Es probable que millones de mexicanos
desconozcan que, en apenas 48 horas, comprendidas entre los días 14 y 15 de
diciembre pasados, culminó un proceso de perfeccionamiento autoritario que, por
primera vez en la historia reciente del país, trascendió la simulación
democrática.
Autoritarismo, resumiendo al
politólogo italiano Mario Stoppino, es la situación en que las decisiones se
toman desde lo alto, sin la participación o el consentimiento de los
subordinados, manifiesta en el alegato que reclama el derecho a mandar
pretendiendo una obediencia incondicional y, para conseguirlo, se emplean
medios coercitivos, y se reduce la oposición.
El recuento es desolador. Las dos
fechas mencionadas sirvieron para imponer una legislación que restringe la
libertad de manifestación y autoriza la intervención militar que hasta ahora,
aunque constantemente empleada, era ilegal conforme a los diferentes supuestos
contemplados en la Ley de Seguridad Interior.
Esa ley,
cuestionada desde su discusión en comisiones lo mismo por académicos,
defensores de derechos humanos y organismos nacionales e internacionales, es la
fórmula legal que desde hace años los grupos de poder, y señaladamente los
intereses que representan los gobiernos de Felipe Calderón y Enrique Peña
Nieto, intentaron para legalizar la militarización del país, cuya función, más allá de la llamada
“guerra contra el narco”, ha sido la contención violenta del movimiento social.
No es todo.

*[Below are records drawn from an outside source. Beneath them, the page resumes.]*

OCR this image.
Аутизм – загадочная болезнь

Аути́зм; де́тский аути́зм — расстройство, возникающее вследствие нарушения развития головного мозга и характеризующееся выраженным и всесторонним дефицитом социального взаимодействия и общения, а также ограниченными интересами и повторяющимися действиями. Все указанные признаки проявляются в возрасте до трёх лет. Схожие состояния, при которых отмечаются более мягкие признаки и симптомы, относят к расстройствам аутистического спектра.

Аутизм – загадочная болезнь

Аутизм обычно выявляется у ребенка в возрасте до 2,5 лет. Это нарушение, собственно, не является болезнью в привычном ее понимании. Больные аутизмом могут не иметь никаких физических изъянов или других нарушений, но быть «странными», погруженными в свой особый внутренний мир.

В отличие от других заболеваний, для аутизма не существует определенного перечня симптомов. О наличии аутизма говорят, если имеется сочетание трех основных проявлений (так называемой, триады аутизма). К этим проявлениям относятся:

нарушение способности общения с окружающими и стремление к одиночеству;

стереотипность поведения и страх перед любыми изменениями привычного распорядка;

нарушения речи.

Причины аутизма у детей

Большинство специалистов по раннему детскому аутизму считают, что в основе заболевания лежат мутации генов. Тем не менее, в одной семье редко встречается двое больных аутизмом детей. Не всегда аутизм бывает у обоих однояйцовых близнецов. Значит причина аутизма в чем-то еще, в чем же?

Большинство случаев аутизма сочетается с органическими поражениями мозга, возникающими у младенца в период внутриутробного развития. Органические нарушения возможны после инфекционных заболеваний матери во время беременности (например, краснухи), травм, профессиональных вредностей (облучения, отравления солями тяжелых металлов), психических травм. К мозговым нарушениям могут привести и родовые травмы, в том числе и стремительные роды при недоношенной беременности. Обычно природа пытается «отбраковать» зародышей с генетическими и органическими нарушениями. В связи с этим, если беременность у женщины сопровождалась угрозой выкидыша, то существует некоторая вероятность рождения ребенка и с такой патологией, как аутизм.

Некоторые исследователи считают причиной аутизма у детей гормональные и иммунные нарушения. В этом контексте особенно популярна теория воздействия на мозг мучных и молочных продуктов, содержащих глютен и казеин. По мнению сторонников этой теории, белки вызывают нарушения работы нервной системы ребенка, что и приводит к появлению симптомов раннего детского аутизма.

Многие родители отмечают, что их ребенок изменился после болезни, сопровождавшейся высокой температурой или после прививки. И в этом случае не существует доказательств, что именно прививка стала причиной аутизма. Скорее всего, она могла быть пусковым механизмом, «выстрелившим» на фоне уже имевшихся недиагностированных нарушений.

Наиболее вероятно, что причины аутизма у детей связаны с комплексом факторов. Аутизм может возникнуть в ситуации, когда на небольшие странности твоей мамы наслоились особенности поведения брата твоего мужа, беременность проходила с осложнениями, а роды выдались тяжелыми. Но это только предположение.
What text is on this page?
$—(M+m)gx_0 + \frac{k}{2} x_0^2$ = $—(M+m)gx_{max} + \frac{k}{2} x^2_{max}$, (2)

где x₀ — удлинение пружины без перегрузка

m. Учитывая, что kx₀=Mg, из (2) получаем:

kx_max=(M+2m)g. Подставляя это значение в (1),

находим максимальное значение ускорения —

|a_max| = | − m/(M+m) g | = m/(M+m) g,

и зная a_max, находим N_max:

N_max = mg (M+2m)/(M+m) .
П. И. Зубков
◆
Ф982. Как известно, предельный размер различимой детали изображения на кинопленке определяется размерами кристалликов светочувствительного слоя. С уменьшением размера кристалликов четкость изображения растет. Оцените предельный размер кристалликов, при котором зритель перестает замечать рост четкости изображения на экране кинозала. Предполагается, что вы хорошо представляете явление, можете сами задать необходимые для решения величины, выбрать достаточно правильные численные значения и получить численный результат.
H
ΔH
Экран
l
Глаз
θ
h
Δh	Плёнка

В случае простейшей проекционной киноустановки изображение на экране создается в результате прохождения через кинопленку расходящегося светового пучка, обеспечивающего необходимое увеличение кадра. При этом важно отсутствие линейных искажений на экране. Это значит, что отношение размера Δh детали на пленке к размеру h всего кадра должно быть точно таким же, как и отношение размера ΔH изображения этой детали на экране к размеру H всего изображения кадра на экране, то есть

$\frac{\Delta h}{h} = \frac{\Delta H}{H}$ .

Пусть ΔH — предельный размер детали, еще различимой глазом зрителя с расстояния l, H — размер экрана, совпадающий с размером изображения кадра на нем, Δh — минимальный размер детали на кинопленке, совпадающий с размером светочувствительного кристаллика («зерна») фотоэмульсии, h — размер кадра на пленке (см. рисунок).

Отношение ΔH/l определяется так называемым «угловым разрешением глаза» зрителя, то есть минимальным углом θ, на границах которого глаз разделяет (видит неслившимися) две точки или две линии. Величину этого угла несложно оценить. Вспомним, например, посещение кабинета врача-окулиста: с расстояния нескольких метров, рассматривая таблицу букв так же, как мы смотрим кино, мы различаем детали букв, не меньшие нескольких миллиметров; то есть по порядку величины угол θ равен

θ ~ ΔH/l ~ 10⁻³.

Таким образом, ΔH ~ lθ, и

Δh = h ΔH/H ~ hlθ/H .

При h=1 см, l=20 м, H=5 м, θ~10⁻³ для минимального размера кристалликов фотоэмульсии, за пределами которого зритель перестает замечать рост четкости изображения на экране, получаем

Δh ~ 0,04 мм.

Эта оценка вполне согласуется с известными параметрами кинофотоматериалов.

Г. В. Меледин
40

También aprobaron una reforma al artículo
1916 del Código Civil, que atenta contra la libertad de expresión, al ampliar
el alcance del daño moral (no del delito, como algunos interpretan) a la
transmisión de información por cualquier medio tradicional o electrónico que la
jerga ha querido describir como cyberbullying, y que, sin embargo, plantea
llenar los vacíos restrictivos que este sexenio se ha impuesto al ejercicio de
la libertad de expresión, entre otras cosas, con la Ley de Réplica.
Minimizada
por algunos analistas, la reforma al Código Civil fue, finalmente, la solución
más eficiente, a propuesta del PRI, que
facilita lo que ya en 2015 Omar Fayad, entonces senador hoy gobernador de Hidalgo
intentó sin conseguirlo, con la llamada “Ley cybermordaza”.
En las 48 horas mencionadas, se
aprobó también la nueva Ley General de Archivos, que reserva los archivos
históricos del espionaje político por siete décadas, si bien en una redacción de sentido
amplio, en los hechos lo que se reiteró
fue la reserva sobre el fondo documental de la Dirección Federal de Seguridad,
la sanguinaria policía política del antiguo régimen en cuyos acervos se
encuentran claves del empoderamiento pernicioso de actores políticos vigentes,
de acaudalados empresarios y de líderes religiosos.
Finalmente, el poder se blindó, no sólo con nuevas
disposiciones legislativas, pues dejó acéfalas dos instituciones clave para el
tema más relevante del sexenio: no eligió fiscal anticorrupción ni auditor
superior de la federación. Lo que sí hizo fue colocar al nuevo fiscal de
delitos electorales –quedando pendiente y opaca la remoción del anterior
titular—y con ello, garantizó a un funcionario a modo para transitar la
sucesión presidencial legalizando la represión a los desobedientes y reduciendo
la libertad de expresión en cuyo ejercicio ven oposiciones.